就在最后一名南卫士卒离开包围的一瞬间,荀无疾令军士将阵合拢,不让磐阵营度过分毫。
荀无疾按着挂在腰间的长剑,高大的身躯使他成了磐阵营军士眼中最显眼的存在。
一名磐阵营百夫长怒火中烧,看着那已经远去的不夜营,他抑制不住自己的心情,直接领着人走到了荀无疾的面前。
他们十四营平日里作威作福惯了,似乎这个正五品的鹰扬校尉在他的眼里就如同那该死的冻原士卒一般。
百夫长扬起了巴掌,带着寒风向荀无疾的脸扇了过去,却不曾料到这荀无疾出手的速度快他不知多少倍,男人一巴掌将这百夫长掴到了地上。
那百夫长不敢相信这冻原上的校尉修为竟然高出他许多,这荀无疾至少该是个五鼎以上的武夫吧。
但他并不会求饶,他的身后是磐阵营的部曲校尉吕棹,吕将军的官职可比这边军蛮夷高得多,他的脸上有些火辣,在这刮脸的寒风吹拂下显得格外疼痛。
但荀无疾没有停止的意思,向被扇在地上的百夫长走了过来,看着冷峻的荀无疾,百夫长似乎有了些害怕。
这个时候他才意识到,自己虽然是磐阵营百夫长,但对方却是货真价实的五品将军,更何况荀氏当年还是大康最有名的贵族之一。
“荀将军......这是小人的过错,小人给您赔礼......”
百夫长话音未落,一道寒芒闪过了他的脖子,一时间血溅当场。
荀无疾瞧着周围有些恼怒的磐阵营军士,冷冷的开了口。
“目无长官,以下犯上,按大康律,当杖八十。”
那些士卒也开始大声的质疑着这将军,杖八十的罪过在你这怎么就变成了死罪,就算是百夫长犯了法,也不该轮到你来处理。
但荀无疾将那佩剑给托了起来,呵斥着众人。
“此乃圣上亲赐佩剑!佩此剑者行生杀大权!”荀无疾猛地转了头,扫视着周围,“有不信的,尽管上来试试,荀某今日便让这圣上佩剑,再多见见血!”
此言一出,那些军士再不敢乱动,他们不敢上前去探查这剑到底是真是假,握着剑的是一名五品将军,这就足够了。
......
邋遢老头与吕棹看着出尽了风头的荀无疾,两人都没有什么表示。
吕棹被他杀了一名战功赫赫的百夫长,却依然显得有些无所谓。
“吕将军,你这可是通敌。”佟蓟已经看不见消失在黑夜中的不夜营了,他有些懊恼,却也没有对着这个没有作为的胖子生气。

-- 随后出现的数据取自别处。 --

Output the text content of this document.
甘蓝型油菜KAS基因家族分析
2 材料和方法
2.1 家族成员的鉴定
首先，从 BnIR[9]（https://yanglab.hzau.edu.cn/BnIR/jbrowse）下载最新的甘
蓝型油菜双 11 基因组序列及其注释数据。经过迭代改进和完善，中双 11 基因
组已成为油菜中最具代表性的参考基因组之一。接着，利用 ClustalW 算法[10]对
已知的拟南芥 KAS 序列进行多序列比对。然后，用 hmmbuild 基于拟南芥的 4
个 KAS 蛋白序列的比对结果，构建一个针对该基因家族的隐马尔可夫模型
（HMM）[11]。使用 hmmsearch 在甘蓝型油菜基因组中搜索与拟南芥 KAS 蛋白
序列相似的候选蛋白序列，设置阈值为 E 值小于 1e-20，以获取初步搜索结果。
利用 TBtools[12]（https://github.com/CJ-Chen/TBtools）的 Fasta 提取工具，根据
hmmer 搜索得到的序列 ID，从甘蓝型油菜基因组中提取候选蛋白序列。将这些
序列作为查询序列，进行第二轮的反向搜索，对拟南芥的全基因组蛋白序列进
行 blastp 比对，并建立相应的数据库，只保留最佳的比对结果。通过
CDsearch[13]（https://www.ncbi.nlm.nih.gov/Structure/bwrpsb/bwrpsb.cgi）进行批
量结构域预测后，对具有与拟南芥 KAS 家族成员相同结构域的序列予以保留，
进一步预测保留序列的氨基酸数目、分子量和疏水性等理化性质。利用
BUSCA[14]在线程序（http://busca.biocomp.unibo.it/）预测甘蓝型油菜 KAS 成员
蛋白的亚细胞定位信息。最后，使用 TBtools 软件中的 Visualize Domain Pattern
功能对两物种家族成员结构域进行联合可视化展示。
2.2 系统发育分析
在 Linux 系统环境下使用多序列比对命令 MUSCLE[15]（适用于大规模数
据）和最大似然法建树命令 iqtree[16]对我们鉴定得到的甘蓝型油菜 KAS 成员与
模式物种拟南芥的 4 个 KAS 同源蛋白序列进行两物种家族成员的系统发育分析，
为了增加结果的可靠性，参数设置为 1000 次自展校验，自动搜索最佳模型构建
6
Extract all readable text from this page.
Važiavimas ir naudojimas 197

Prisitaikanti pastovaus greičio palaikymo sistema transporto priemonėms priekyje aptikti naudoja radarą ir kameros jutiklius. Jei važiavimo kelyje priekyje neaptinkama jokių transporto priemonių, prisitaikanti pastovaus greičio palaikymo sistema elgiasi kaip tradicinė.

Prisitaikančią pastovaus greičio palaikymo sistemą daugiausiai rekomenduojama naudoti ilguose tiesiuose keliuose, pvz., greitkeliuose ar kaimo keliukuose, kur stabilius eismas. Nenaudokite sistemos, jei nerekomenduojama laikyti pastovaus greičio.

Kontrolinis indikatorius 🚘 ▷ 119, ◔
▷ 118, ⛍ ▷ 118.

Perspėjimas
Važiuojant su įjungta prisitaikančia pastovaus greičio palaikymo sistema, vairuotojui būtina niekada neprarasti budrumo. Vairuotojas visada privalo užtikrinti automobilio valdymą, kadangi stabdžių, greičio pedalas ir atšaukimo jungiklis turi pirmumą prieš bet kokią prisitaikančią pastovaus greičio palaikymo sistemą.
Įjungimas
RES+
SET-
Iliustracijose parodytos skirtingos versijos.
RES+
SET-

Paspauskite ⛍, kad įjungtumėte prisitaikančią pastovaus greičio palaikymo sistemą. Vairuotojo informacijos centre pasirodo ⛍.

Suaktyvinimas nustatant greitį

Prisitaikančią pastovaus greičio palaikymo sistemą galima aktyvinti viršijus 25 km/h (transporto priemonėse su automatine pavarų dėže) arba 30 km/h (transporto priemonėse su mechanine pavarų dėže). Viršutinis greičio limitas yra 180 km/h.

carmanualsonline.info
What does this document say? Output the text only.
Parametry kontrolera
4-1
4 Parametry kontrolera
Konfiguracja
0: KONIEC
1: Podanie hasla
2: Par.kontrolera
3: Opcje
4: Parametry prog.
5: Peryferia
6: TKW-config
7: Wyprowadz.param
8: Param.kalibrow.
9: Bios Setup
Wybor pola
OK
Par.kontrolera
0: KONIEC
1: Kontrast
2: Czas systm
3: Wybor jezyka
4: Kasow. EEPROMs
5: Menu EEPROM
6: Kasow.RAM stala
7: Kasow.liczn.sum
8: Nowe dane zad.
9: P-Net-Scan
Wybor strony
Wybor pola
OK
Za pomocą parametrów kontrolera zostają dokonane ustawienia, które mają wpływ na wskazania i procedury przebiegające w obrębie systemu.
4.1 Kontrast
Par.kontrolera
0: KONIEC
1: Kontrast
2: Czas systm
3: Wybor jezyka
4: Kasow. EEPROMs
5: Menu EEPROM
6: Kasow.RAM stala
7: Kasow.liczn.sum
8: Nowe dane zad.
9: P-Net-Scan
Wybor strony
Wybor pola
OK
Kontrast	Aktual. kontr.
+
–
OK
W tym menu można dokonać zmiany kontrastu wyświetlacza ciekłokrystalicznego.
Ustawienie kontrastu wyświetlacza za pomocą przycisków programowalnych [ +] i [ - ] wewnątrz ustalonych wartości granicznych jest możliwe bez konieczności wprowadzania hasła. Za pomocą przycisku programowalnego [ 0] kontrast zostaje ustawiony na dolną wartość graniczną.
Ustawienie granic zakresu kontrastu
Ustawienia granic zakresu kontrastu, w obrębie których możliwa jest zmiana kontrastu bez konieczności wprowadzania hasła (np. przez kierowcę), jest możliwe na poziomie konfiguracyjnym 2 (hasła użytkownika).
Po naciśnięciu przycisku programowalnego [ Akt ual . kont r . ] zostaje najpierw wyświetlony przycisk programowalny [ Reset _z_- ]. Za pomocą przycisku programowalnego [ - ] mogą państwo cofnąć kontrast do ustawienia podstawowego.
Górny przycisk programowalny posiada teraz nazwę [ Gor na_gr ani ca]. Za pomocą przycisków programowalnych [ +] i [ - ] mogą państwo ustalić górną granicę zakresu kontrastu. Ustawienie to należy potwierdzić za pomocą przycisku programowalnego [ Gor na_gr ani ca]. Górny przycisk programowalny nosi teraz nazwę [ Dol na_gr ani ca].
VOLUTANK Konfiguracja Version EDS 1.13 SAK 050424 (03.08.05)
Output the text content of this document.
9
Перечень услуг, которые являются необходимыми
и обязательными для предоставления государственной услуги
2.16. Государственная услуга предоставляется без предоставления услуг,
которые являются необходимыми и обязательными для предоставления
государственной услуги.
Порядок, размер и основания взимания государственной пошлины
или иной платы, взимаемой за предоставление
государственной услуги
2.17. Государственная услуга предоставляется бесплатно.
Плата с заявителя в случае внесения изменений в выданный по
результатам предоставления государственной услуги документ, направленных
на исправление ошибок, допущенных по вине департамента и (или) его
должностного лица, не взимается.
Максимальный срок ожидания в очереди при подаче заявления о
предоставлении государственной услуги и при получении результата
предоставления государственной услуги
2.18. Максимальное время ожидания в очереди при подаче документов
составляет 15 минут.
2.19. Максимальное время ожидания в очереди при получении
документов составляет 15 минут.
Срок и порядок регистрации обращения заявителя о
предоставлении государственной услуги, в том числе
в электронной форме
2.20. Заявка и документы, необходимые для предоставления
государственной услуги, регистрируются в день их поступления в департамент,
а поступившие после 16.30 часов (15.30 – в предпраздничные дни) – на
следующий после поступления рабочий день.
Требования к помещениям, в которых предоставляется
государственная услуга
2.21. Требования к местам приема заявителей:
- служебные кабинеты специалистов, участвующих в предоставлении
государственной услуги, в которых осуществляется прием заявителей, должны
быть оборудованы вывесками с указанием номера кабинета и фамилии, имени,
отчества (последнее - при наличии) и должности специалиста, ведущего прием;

“您尽管可以去兵部告我,或者用您最常用的手段,直接在朝会上上书,将我弹劾了。”胖子一边说话,一边摸着自己佩剑上的纹路,这柄剑也是当今天子所赐。
邋遢老头也是在不久前才知道了这事,吕棹令荀无疾率人去守着南面,这表明了就是给卫人放水,宁愿牺牲自己磐阵营的威名,也要将之放走,他有些纳闷。
“所以瘦老头想的是什么?非要放走这个日后的心腹大患吗?”佟蓟想到了胖子身后的老头,瞬间便明白了。
“您就别瞎猜了,我既没有放走卫人,也没有奉谁的命令,只是您也瞧见了,卫人找到了我们防守最薄弱的地方。”胖子的话无懈可击,他并不惧怕这老头向皇帝递折子弹劾自己。
“我只是有些好奇,瘦老头究竟在谋划什么?竟然又把我们天师府当了一回棋子。”邋遢老头嘴上这么说着,又为荀无疾惋惜起来,这放走卫人的罪过,多半都要落在他的头上了。
胖子在转身前稍稍侧了一下身子,驻足在了老头的身旁。
“您知道,他谋划的事情还没出过错,这就足够了。”
胖子说完便离开了这临时搭建起来的小台子,只剩下佟蓟一个人站在这台子上吹着刮骨的寒风。
佟蓟的脸颊被风刮得有些浮肿,那双眯起来的眼睛显得更小了,老头向冰原谷的南边望去,再没有说一句话。